Wednesday, 10 August 2016

The Big Six

Congratulations to Kilchoan resident Wendy MacFadyen on achieving the ambition of a lifetime - to go to Africa and see its magnificent wildlife for herself. It took Wendy a long time to save up for her safari in South Africa, from which she has recently returned with some brilliant pictures.

People told her that her chances of seeing Africa's Big Five on just one safari were pretty slim, but Wendy managed it. This lion was her one worry - she says it had a choice of eating her or a warthog. Fortunately for Wendy it chose the warthog.

Seeing rhino is becoming increasingly difficult as Africa's epidemic of poaching spreads so she must have been thrilled to watch these two. Unless I'm mistaken, these may be the rarer of the two African rhino species, the white rhino.

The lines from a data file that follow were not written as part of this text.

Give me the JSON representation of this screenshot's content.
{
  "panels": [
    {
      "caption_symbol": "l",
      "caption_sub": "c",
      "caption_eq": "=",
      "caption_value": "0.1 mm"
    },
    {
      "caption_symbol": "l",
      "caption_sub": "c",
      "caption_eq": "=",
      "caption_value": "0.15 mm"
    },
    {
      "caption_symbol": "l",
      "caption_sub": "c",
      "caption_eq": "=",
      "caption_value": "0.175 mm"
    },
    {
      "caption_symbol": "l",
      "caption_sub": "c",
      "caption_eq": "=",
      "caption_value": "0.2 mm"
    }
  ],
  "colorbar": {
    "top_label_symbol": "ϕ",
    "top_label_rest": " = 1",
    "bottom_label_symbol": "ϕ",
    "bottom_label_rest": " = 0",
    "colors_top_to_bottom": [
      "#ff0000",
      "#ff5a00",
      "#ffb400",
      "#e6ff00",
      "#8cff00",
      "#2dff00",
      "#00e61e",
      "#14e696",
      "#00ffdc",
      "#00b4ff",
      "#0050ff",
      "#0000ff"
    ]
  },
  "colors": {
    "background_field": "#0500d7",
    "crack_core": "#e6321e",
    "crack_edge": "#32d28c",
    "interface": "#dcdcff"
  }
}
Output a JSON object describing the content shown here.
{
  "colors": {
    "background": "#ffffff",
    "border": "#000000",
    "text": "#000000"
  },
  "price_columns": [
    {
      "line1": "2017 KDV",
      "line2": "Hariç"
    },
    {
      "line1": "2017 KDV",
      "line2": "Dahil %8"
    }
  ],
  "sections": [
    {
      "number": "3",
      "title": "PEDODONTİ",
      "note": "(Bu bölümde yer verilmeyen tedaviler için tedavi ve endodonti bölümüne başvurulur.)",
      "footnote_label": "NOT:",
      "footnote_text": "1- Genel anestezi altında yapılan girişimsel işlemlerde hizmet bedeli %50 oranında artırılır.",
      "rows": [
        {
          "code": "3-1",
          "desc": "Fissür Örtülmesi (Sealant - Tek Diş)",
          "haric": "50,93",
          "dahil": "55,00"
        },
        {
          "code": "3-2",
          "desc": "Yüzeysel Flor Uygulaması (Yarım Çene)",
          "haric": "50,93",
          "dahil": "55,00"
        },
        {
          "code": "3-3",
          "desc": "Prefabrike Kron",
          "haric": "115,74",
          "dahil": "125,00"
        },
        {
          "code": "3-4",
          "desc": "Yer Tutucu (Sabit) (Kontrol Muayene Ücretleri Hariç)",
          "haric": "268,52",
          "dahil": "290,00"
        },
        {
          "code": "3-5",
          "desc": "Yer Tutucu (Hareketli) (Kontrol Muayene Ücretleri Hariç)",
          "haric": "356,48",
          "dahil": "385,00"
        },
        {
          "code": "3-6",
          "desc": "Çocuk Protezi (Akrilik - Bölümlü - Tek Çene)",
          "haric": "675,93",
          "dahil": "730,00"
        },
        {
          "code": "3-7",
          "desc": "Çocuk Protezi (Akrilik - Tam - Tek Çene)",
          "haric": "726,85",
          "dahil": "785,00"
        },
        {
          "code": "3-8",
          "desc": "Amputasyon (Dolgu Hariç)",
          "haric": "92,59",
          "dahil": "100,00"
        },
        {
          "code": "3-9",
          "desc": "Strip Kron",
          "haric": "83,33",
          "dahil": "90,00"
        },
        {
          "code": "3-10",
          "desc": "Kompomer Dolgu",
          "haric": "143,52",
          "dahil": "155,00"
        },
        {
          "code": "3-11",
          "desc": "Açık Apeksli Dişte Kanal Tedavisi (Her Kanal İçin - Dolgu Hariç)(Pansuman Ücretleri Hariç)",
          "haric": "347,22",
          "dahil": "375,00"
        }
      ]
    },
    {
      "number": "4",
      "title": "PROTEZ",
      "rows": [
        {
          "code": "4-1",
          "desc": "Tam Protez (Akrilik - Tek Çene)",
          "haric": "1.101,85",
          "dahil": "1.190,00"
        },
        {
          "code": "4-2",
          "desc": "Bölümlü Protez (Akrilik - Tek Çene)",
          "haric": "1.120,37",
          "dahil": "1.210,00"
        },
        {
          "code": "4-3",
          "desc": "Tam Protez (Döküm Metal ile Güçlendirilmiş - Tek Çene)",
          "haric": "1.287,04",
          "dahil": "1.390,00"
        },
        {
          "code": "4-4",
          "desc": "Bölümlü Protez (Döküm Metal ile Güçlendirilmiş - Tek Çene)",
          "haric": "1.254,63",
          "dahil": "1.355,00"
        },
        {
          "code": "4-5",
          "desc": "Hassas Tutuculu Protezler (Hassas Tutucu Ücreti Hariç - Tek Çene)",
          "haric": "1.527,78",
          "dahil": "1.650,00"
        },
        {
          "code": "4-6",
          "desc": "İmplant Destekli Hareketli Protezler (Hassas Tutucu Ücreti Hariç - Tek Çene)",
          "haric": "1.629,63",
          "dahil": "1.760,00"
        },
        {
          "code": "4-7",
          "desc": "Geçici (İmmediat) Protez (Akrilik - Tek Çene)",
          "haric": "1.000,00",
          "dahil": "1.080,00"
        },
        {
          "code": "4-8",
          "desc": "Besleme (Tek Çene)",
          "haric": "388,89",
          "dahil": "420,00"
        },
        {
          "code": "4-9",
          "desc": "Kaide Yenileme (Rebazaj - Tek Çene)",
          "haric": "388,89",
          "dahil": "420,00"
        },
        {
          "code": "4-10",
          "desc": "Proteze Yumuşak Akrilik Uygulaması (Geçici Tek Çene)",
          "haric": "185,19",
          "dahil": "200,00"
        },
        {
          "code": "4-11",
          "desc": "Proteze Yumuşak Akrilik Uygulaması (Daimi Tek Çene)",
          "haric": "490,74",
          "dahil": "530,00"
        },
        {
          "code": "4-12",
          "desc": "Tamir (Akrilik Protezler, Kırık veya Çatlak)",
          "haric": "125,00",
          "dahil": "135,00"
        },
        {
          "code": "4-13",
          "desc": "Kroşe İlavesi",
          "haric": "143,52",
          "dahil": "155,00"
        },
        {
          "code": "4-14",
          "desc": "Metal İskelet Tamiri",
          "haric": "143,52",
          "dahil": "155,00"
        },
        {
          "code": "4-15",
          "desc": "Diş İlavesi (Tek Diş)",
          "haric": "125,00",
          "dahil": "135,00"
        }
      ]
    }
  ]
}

The cape buffalo may look a bit like an overgrown cow, but the old white hunters used to describe it as the most wily and dangerous of Africa's Big Five, and they're certainly awesome creatures to watch.

Most visitors to Africa have a good chance of seeing lion, elephant, rhino and buffalo, but seeing the fifth of the Big Five, a leopard, is something very special indeed as it's a furtive night hunter. Wendy writes, "On the night safari when I saw the leopard, he'd been stalking some impala, but they got a whiff of him and sounded the alarm. We watched this beautiful cat as he crossed the road in disgust. A short while later he was just about to set off on another hunt. His body language was just like a domestic kitty, including his rear end wiggling just before he pounced, when out of nowhere a police car came screaming down the road and the hunt was aborted. I asked the guide what was going on and he said they were after some poachers, so it appears that they take this problem really seriously."

If watching a leopard is special, seeing this animal is beyond the dreams of most visitors to Africa's game parks. It's an African wild dog, a species which has been hunted almost to extinction. In some ways, it's Africa's equivalent to the wolf and, like the wolf, it is hated by farmers in particular because it will take domestic stock.

Many thanks to Wendy for the photos.